Big Cricket Farms founder Kevin Bachhuber explained to a composition class how an education in English helped prepare him to convince Americans to eat bugs
By Graig Graziosi
A bellowing, villainous laugh set the mood as a group of students consumed cupfuls of dried, dead crickets.
Kevin Bachhuber, founder of Big Cricket Farms — the first food-grade cricket farm in the United States — was the source of both the crickets and the laugh.
“Watching people eat bugs I give them has given me a chance to really work on my villain laugh,” Bachhuber said.
Colleen Clayton-Dippolito, a professor at Youngstown State University, invited Bachhuber to speak to her composition class on Thursday.
“It’s just an enriching thing. Some of the assignments I give [students] are writing about local things …[Big Cricket] is a success story in an area that isn’t exactly known for that. It’s innovative, it’s the first [food-grade cricket farm] in America and it’s right here in Youngstown,” Clayton-Dippolito said. “It’s special. … I think it’s important to think and write about local things.”
Bachhuber discussed the business of selling crickets, the practice of raising them and how his English degree helped equip him to convince consumers to eat bugs.
“I actually think [having a humanities degree] was a primary advantage in setting up the business. It’s one thing to set up a product, it’s another thing to have buyers — to understand what motivates people, and to reach out and engage and convince them that your product is something special,” Bachhuber said.
Time and experience eventually brought Bachhuber appreciation for his degree.

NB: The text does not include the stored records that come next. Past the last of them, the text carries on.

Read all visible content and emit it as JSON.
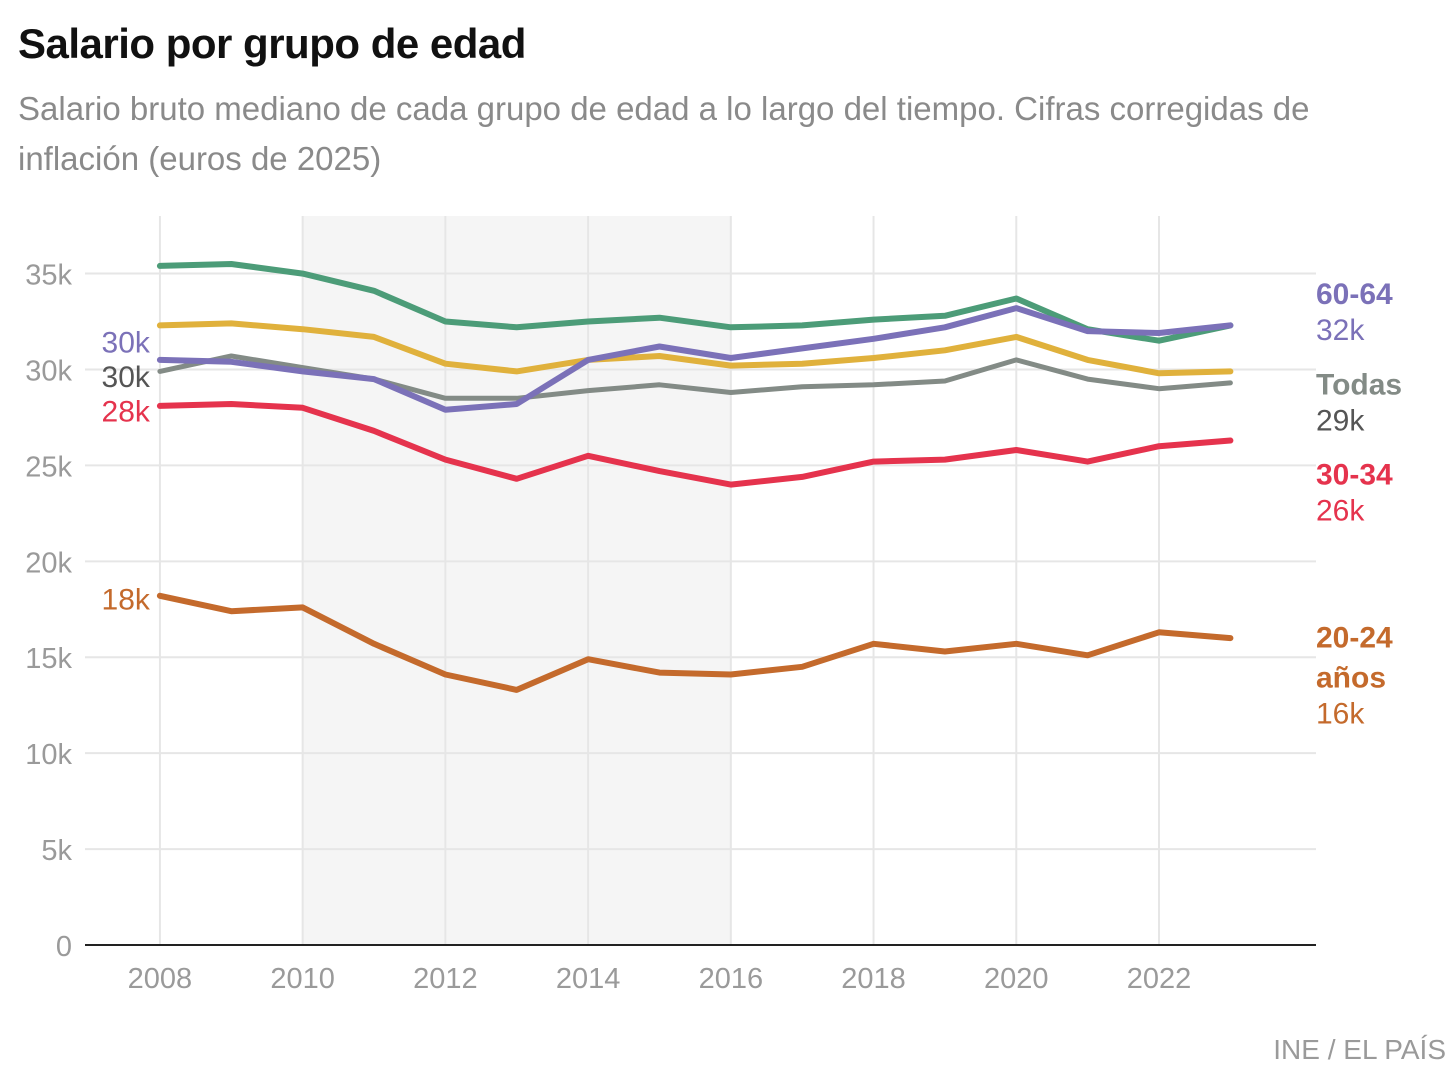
{
  "header": {
    "title": "Salario por grupo de edad",
    "subtitle": "Salario bruto mediano de cada grupo de edad a lo largo del tiempo. Cifras corregidas de inflación (euros de 2025)"
  },
  "source": "INE / EL PAÍS",
  "chart_data": {
    "type": "line",
    "x": [
      2008,
      2009,
      2010,
      2011,
      2012,
      2013,
      2014,
      2015,
      2016,
      2017,
      2018,
      2019,
      2020,
      2021,
      2022,
      2023
    ],
    "xticks": [
      2008,
      2010,
      2012,
      2014,
      2016,
      2018,
      2020,
      2022
    ],
    "xtick_labels": [
      "2008",
      "2010",
      "2012",
      "2014",
      "2016",
      "2018",
      "2020",
      "2022"
    ],
    "xlim": [
      2006.95,
      2024.2
    ],
    "ylim": [
      0,
      38000
    ],
    "yticks": [
      0,
      5000,
      10000,
      15000,
      20000,
      25000,
      30000,
      35000
    ],
    "ytick_labels": [
      "0",
      "5k",
      "10k",
      "15k",
      "20k",
      "25k",
      "30k",
      "35k"
    ],
    "shaded_range": [
      2010,
      2016
    ],
    "grid": true,
    "series": [
      {
        "name": "Todas",
        "color": "#838b86",
        "width": 5,
        "values": [
          29900,
          30700,
          30100,
          29500,
          28500,
          28500,
          28900,
          29200,
          28800,
          29100,
          29200,
          29400,
          30500,
          29500,
          29000,
          29300
        ],
        "start_label": "30k",
        "end_label": "29k"
      },
      {
        "name": "",
        "color": "#e0b13c",
        "width": 6,
        "values": [
          32300,
          32400,
          32100,
          31700,
          30300,
          29900,
          30500,
          30700,
          30200,
          30300,
          30600,
          31000,
          31700,
          30500,
          29800,
          29900
        ]
      },
      {
        "name": "",
        "color": "#4c9c78",
        "width": 6,
        "values": [
          35400,
          35500,
          35000,
          34100,
          32500,
          32200,
          32500,
          32700,
          32200,
          32300,
          32600,
          32800,
          33700,
          32100,
          31500,
          32300
        ]
      },
      {
        "name": "60-64",
        "color": "#7b71b8",
        "width": 6,
        "values": [
          30500,
          30400,
          29900,
          29500,
          27900,
          28200,
          30500,
          31200,
          30600,
          31100,
          31600,
          32200,
          33200,
          32000,
          31900,
          32300
        ],
        "start_label": "30k",
        "end_label": "32k"
      },
      {
        "name": "30-34",
        "color": "#e5334d",
        "width": 6,
        "values": [
          28100,
          28200,
          28000,
          26800,
          25300,
          24300,
          25500,
          24700,
          24000,
          24400,
          25200,
          25300,
          25800,
          25200,
          26000,
          26300
        ],
        "start_label": "28k",
        "end_label": "26k"
      },
      {
        "name": "20-24 años",
        "color": "#c46a2c",
        "width": 6,
        "values": [
          18200,
          17400,
          17600,
          15700,
          14100,
          13300,
          14900,
          14200,
          14100,
          14500,
          15700,
          15300,
          15700,
          15100,
          16300,
          16000
        ],
        "start_label": "18k",
        "end_label": "16k"
      }
    ],
    "end_labels": [
      {
        "series": "60-64",
        "lines": [
          "60-64"
        ],
        "value": "32k",
        "color": "#7b71b8",
        "value_color": "#7b71b8",
        "y_value": 33400
      },
      {
        "series": "Todas",
        "lines": [
          "Todas"
        ],
        "value": "29k",
        "color": "#838b86",
        "value_color": "#555555",
        "y_value": 28700
      },
      {
        "series": "30-34",
        "lines": [
          "30-34"
        ],
        "value": "26k",
        "color": "#e5334d",
        "value_color": "#e5334d",
        "y_value": 24000
      },
      {
        "series": "20-24 años",
        "lines": [
          "20-24",
          "años"
        ],
        "value": "16k",
        "color": "#c46a2c",
        "value_color": "#c46a2c",
        "y_value": 15500
      }
    ],
    "start_labels": [
      {
        "text": "30k",
        "color": "#7b71b8",
        "y_value": 31400
      },
      {
        "text": "30k",
        "color": "#555555",
        "y_value": 29600
      },
      {
        "text": "28k",
        "color": "#e5334d",
        "y_value": 27800
      },
      {
        "text": "18k",
        "color": "#c46a2c",
        "y_value": 18000
      }
    ]
  }
}
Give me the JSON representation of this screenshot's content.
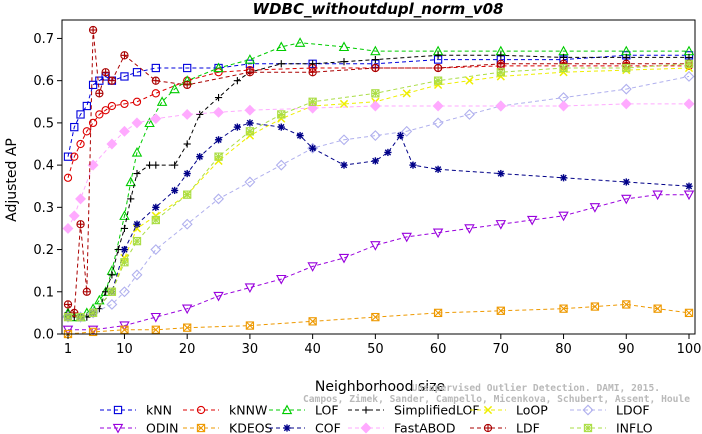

“If you’d have asked me 10 years ago, I wouldn’t have been so up on my English degree,” he said. “Now I really see its value.”
Though selling and eating crickets isn’t directly applicable to writing the perfect essay, Bachhuber argued the importance for students, regardless of their majors, to have a mastery of the language they intend to use for business.
For Bachhuber and his colleagues at Big Cricket Farms, overcoming the stigma surrounding insects — that they’re disgusting and should be avoided — and arguing they should, instead, be used for food was a primary challenge.
“There’s this thing — people kind of have it in America — where anyone that eats bugs is kind of weird, or a scientist or some nerdy dude or whatever, and when I come out and people see I’m a relatively normal person and we have the chance to connect face to face and see past those stigmas it really changes the dialog,” Bachhuber said.
Clayton-Dippolito used Bachhuber’s fight against the insects-as-food stigma to show her students the real world application of the structured arguments she teaches in class.
“Students can see a direct example of argumentation. An argument is not always two sides fighting with each other — it’s making a point,” Clayton-Dippolito said.
The arguments Bachhuber articulated to convince his investors and those skeptical of Big Cricket’s mission eventually became the arguments consumers used to convince their friends to try crickets as food.
“One of the things I really love seeing is how these conversations play out on Facebook and stuff. People, when they order the bugs, they’ll tag our farm on their wall and I’ll see some of the comments their friends make saying ‘ew why would you eat crickets.’ And it’s fascinating because then you see the arguments you laid out a year ago being used by other people to defend eating crickets. It’s interesting to see that ownership,” Bachhuber said.
After discussing the marriage of business and narrative, Bacchuber and Clayton-Dippolito invited the class to try out cupfuls of Big Cricket Farms’ dried crickets as well as larger grasshoppers imported from Mexico.
Arielle Germanos, a nursing student in Clayton-Dippolito’s class, tried the crickets and was surprised by their flavor.
“It was good! They kind of taste like croutons for salad,” she said. “I thought they were going to taste like bugs more but it didn’t taste like bugs at all.”